Since we are entering a time of greater understanding of how the spinal cord can regenerate and damage can be reversed, syringomyelia may soon be a problem of the past. And there is even more reason for hope. Recent research has shown that untethering — when no syrinx has formed — may actually help restore some functions that were lost at the time of injury.
Opening Up New Possibilities
When untethering was included in clinical trials at Tongren Hospital in Kunming, China, where Ali Ingersoll had her surgery, surprising results occurred. The trials, organized by Young (results published in 2016), combined implantation of umbilical cord blood mononuclear cells followed by intensive locomotor training. This resulted in return of limited walking function for some. Surprisingly, some participants also regained bladder and bowel function. Moreover, a sub-group that included untethering surgery showed an even greater percentage of participants who regained bowel and bladder function.

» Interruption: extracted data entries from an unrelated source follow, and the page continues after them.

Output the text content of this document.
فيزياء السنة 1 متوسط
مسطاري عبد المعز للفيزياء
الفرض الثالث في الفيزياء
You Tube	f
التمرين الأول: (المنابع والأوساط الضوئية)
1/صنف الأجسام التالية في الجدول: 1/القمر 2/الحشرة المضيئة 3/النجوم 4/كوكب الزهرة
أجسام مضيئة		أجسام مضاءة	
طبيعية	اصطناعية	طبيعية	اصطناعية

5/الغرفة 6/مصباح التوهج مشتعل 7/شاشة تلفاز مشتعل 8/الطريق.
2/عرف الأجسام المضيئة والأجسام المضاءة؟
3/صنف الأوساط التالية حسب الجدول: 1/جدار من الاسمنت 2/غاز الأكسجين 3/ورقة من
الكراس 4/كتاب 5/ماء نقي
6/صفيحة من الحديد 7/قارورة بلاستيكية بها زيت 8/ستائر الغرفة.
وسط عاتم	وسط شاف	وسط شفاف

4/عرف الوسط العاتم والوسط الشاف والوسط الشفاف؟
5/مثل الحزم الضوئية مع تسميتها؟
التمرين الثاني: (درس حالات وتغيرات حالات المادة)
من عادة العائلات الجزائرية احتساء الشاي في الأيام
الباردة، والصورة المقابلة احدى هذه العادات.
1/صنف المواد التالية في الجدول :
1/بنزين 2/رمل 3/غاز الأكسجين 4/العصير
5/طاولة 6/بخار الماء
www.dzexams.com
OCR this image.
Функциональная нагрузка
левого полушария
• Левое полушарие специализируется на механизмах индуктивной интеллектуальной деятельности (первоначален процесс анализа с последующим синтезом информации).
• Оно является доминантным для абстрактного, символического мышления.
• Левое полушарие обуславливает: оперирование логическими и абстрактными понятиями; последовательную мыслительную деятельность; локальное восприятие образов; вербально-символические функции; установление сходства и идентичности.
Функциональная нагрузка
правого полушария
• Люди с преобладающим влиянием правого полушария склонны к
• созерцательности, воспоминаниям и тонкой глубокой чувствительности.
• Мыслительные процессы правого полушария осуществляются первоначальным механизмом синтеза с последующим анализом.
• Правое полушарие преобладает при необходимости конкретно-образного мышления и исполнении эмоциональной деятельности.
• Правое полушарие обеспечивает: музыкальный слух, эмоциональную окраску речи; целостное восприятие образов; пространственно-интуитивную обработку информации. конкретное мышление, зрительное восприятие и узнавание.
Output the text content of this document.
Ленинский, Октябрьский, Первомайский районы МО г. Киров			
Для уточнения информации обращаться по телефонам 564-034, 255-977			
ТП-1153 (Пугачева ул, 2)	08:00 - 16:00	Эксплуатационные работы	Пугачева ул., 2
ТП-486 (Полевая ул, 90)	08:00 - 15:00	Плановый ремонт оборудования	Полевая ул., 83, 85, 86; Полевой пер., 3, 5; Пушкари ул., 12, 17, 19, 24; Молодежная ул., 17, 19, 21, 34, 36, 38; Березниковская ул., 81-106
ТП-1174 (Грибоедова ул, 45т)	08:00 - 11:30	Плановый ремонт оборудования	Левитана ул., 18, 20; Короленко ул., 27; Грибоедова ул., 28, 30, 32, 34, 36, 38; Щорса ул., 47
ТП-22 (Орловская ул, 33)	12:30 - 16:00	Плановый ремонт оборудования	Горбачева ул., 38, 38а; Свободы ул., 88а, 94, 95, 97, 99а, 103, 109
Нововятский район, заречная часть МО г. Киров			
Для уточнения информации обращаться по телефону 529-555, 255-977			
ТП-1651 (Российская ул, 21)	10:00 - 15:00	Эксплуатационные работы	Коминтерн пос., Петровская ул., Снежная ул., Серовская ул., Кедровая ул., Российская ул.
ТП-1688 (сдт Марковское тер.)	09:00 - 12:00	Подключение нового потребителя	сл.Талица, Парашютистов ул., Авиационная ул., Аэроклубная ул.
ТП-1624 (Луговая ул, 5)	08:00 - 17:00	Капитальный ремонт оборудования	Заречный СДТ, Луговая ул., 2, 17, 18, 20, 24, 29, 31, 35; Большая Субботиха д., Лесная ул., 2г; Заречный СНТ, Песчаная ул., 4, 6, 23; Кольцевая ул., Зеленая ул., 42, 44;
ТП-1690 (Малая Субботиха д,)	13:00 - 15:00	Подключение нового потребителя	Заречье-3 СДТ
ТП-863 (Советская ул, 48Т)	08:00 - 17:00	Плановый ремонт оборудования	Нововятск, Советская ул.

A more recent follow-up trial in Kunming, as-yet unpublished, focused on untethering surgery and locomotor training with no cell implantation. The official data for this latest study is not yet available, but Young has told NEW MOBILITY that 80% of the untethered subjects regained bladder and bowel function, and many of them now no longer use catheters. “Bowel and bladder recovery appear to be a result of locomotor training increasing the excitability of the lumbosacral spinal cord,” says Young. “Untethering surgery appears to help increase the incidence of bowel and bladder recovery. This is, to my knowledge, the first study to show that untethering surgery will restore bowel and bladder function if it is accompanied by intensive locomotor training. The untethering surgery is actually more than just removing adhesions. All causes of compression and adhesions were removed. The goal of the surgery was to restore pulsatile cerebrospinal fluid flow in the spinal cord.”
Up to this point, Young’s research has concentrated on umbilical cord blood mononuclear cells. It is notable that Young is no longer characterizing cell transplantation as necessary to recover function. He has now become an advocate for intensive locomotor training — six hours a day, six days a week, for six months. He refers to this as the 6-6-6 program.
From a practical perspective, however, intensive LT requires a substantial investment of time, energy and total commitment, as well as funding. Outside of clinical studies and their limited number of participants, programs that offer this are not widely available. And those private programs that are open to the paying public would cost a great deal of money and time as well. Many SCI survivors have jobs, families and other commitments. Clearly, as promising as it may be, intensive LT, at least at this time, will work for only a relatively small percentage of chronic SCI survivors.
Young knows this, and he is doing his best to get trials going in the United States as well as China and India. He is also planning U.S. trials for quads involving restoration of arm and hand function based on the principle of LT, in 2020.